Similarly in terms of monetary losses, from 2022, a year when investment fraud levels were comparatively low, to the second half of 2023, we have observed a 40-fold increase in the monthly volume of attempted fraudulent transactions related to investment scams. 

The trends in ThreatMark’s behavioral intelligence data show that the increase in investment fraud attempts will continue throughout 2024 if we do not organize our efforts to combat this aggressive fraud.  


Combating investment scams with modern fraud prevention tools

In the fast-paced landscape of modern tools like AI and deepfakes, fraudsters are continuously gaining an edge over unsuspecting victims. Effectively preventing these evolving social engineering techniques requires financial institutions to operate with the same level of adaptability as criminal organizations.  

Some regions are already meeting this challenge head-on. Take the Czech Republic, for example. Threatmark supports nearly 75% of banks in their fight against fraud, leveraging data analytics, machine learning algorithms, and artificial intelligence to monitor and evaluate how users interact with digital banking systems in real-time. And the results speak for themselves. 

Fraud attacks on Czech banking customers tripled in 2023 compared to 2022. Yet, the average financial damage per fraudulent transaction decreased, and the total amount of money saved significantly outweighed the losses, which amounted to CZK 1.35 billion. 

Here, increased efforts by fraudsters and a surge in fraud attempts have been mitigated through modern technologies that enable the swift identification and prevention of suspicious transactions before they can inflict further harm.    


How to prevent investment scams

Serving customers throughout Europe, North America and the rest of the globe, ThreatMark’s Behavioral Intelligence Platform protects banking customers from a diverse array of frauds including account takeover, RAT attacks, phishing, and particularly relevant to investment scams, authorized-push payment (APP) fraud.   

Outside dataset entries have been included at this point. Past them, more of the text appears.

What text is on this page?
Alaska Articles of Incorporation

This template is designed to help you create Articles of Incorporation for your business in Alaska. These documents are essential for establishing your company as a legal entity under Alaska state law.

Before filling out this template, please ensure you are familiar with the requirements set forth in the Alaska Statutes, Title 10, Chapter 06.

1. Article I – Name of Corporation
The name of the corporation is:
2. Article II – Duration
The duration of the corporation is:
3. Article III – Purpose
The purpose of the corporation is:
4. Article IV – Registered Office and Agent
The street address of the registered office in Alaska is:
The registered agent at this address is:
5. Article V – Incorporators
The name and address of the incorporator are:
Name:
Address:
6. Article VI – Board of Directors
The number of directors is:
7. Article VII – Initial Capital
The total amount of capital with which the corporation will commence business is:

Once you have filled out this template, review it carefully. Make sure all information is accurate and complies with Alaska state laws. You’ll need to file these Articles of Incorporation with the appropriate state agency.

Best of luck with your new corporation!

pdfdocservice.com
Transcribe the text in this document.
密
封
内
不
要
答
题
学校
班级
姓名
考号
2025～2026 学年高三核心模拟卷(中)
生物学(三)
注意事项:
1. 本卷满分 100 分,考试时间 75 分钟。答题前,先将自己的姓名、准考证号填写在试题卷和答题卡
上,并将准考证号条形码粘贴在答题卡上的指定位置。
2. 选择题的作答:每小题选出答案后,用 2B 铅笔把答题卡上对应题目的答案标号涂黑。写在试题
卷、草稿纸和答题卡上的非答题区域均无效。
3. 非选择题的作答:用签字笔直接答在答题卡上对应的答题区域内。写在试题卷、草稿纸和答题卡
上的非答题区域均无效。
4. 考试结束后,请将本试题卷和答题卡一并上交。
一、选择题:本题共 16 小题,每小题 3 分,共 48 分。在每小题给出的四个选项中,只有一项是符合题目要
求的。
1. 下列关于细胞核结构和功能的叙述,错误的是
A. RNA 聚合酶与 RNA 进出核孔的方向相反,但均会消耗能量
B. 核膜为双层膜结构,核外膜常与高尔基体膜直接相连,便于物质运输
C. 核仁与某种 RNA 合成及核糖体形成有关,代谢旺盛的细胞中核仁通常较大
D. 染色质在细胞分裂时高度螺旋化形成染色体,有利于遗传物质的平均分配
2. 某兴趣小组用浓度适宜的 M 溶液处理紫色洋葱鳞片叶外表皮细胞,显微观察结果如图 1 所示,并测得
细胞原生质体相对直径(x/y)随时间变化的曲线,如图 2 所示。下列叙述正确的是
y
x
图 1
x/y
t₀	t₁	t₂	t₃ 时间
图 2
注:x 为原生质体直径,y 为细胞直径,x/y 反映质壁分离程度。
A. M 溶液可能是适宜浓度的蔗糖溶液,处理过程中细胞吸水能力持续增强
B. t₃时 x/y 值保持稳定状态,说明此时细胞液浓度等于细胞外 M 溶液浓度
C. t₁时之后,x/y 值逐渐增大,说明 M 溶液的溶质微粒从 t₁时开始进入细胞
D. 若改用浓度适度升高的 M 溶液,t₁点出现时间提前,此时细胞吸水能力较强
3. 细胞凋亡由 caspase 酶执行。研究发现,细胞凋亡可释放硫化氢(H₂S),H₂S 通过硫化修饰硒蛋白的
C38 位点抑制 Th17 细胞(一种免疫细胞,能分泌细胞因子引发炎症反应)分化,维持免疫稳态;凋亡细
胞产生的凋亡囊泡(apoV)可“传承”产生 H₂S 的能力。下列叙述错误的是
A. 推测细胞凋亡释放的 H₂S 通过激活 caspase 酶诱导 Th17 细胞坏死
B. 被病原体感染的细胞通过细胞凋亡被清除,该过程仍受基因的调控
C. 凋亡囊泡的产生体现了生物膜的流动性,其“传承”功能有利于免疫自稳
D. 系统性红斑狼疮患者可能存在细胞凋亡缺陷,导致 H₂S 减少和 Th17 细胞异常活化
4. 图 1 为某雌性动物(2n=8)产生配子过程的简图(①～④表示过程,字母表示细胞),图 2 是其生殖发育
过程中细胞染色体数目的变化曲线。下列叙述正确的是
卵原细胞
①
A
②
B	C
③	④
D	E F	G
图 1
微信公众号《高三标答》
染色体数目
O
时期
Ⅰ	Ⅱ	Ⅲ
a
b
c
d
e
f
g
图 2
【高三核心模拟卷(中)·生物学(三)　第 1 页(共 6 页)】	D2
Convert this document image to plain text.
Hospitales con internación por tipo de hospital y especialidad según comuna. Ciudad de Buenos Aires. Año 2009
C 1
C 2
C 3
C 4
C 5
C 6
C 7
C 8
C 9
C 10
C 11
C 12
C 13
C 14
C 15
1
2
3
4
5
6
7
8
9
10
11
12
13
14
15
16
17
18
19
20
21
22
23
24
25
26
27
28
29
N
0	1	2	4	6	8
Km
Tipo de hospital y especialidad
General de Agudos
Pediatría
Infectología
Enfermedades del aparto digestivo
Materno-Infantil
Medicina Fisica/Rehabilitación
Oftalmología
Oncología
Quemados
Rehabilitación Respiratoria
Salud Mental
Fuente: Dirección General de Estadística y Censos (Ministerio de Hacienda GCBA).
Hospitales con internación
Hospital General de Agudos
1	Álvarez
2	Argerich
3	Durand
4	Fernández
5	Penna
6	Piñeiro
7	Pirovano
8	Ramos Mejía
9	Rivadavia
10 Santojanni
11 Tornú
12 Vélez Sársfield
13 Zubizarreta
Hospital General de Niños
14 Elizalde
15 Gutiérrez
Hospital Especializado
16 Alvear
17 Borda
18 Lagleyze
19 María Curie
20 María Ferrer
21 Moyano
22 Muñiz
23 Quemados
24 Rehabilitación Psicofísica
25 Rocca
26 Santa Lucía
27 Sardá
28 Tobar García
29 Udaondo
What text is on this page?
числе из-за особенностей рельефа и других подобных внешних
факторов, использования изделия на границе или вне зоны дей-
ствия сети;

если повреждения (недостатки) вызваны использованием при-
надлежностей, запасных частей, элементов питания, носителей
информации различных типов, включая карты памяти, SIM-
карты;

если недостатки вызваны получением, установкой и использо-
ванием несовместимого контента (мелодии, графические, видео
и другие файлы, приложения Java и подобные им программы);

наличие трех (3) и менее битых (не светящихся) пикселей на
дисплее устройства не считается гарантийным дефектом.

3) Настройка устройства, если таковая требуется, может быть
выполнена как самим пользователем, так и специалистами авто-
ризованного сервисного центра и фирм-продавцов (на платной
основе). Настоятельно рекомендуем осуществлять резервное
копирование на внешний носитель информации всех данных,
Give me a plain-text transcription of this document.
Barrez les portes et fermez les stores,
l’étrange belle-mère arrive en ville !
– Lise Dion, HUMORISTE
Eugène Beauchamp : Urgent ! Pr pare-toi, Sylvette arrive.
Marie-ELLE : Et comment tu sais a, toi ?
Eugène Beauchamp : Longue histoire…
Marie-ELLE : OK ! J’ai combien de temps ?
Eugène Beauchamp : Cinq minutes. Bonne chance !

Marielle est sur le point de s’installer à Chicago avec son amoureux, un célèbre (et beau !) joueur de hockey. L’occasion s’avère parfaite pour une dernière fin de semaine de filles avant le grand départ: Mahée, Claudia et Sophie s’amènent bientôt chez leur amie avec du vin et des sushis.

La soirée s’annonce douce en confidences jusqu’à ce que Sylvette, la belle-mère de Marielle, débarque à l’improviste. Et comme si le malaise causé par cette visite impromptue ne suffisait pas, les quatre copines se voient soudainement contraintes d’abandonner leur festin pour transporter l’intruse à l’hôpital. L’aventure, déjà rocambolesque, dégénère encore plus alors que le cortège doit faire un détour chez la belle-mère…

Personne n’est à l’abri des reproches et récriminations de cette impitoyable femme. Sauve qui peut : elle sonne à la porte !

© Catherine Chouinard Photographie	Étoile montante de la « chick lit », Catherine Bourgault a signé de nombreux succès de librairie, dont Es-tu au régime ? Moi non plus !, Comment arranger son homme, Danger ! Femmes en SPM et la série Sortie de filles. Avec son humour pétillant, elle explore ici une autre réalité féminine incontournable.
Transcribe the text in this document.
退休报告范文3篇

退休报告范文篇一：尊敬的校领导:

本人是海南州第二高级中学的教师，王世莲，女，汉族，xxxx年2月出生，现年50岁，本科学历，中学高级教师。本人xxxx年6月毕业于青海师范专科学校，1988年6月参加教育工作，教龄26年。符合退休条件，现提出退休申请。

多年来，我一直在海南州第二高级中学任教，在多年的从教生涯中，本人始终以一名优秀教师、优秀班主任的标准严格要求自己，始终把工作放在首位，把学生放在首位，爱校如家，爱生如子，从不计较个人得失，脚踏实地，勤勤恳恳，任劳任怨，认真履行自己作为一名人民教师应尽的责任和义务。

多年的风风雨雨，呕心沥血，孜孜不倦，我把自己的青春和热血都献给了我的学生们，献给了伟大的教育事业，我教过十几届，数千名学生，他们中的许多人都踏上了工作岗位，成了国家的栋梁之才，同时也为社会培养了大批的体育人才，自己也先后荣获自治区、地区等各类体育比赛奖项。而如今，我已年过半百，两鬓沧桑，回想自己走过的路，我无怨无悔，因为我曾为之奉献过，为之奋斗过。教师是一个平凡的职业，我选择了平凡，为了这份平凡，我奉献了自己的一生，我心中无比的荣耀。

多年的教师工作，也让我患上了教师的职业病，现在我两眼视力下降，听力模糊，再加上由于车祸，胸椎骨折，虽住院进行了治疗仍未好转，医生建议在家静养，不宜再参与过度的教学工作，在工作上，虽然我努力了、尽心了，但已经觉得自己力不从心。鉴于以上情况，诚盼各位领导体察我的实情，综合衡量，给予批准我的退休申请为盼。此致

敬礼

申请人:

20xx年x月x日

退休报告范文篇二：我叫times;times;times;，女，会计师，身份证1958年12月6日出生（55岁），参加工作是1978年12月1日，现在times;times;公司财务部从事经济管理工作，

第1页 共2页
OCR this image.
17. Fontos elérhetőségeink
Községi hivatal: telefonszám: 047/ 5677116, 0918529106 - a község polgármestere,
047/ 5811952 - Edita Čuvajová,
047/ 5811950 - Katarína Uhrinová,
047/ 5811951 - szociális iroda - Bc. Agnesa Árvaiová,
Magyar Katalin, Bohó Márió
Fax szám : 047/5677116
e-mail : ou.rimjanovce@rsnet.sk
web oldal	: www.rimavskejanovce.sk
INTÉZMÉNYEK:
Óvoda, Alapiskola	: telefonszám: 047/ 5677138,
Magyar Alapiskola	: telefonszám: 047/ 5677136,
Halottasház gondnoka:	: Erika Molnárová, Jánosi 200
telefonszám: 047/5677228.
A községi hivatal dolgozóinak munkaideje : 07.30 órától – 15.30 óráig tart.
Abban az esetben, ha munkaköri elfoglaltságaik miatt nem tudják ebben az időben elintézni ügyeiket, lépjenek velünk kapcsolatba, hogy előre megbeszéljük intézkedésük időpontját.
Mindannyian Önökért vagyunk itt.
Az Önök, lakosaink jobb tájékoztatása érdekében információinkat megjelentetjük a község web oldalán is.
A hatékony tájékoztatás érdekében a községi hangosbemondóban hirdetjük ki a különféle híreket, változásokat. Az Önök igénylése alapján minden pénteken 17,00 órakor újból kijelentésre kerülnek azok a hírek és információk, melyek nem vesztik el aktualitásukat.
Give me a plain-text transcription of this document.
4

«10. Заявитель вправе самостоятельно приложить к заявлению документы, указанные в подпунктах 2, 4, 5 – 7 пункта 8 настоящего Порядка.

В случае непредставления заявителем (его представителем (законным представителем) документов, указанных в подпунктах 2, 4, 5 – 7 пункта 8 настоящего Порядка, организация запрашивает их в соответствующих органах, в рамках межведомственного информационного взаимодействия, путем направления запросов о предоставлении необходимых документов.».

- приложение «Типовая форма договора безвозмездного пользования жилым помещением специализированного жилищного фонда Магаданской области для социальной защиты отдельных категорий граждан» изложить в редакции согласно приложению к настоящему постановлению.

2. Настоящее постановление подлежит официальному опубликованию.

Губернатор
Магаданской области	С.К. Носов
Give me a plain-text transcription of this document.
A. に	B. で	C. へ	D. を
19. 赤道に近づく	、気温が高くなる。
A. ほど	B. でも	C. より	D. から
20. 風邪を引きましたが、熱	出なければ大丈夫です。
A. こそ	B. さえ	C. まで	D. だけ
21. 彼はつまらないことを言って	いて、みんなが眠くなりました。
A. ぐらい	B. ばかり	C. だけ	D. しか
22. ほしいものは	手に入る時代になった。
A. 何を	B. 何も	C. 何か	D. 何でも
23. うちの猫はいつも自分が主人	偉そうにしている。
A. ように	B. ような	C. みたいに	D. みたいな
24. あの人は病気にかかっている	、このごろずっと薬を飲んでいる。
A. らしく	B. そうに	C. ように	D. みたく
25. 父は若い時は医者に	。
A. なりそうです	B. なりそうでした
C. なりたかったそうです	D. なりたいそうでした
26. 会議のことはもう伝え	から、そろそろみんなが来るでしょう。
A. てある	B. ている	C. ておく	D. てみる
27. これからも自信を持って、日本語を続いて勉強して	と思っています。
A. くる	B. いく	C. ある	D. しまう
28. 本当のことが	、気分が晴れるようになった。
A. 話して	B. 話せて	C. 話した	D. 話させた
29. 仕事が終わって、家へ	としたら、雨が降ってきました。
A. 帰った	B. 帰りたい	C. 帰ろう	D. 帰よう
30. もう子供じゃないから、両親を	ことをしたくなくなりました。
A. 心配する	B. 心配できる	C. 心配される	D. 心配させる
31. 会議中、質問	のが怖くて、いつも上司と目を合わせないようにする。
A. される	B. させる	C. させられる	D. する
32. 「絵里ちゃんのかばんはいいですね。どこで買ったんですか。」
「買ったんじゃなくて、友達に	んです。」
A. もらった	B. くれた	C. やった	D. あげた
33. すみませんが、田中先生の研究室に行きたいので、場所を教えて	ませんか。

The platform monitors and analyzes a broad spectrum of data from various sources, ranging from digital channel behavior and user-device interactions to device specifics and external threats. As a result, it can detect suspicious behaviors or unusual transactions early, thwarting social engineering attempts and other actions influenced by scammers. 

Ultimately, ThreatMark fundamentally strengthens defenses against fraud, reduces false positives of existing fraud controls, lowers operational costs, and aids financial institutions in safeguarding the trust and financial security of their customers.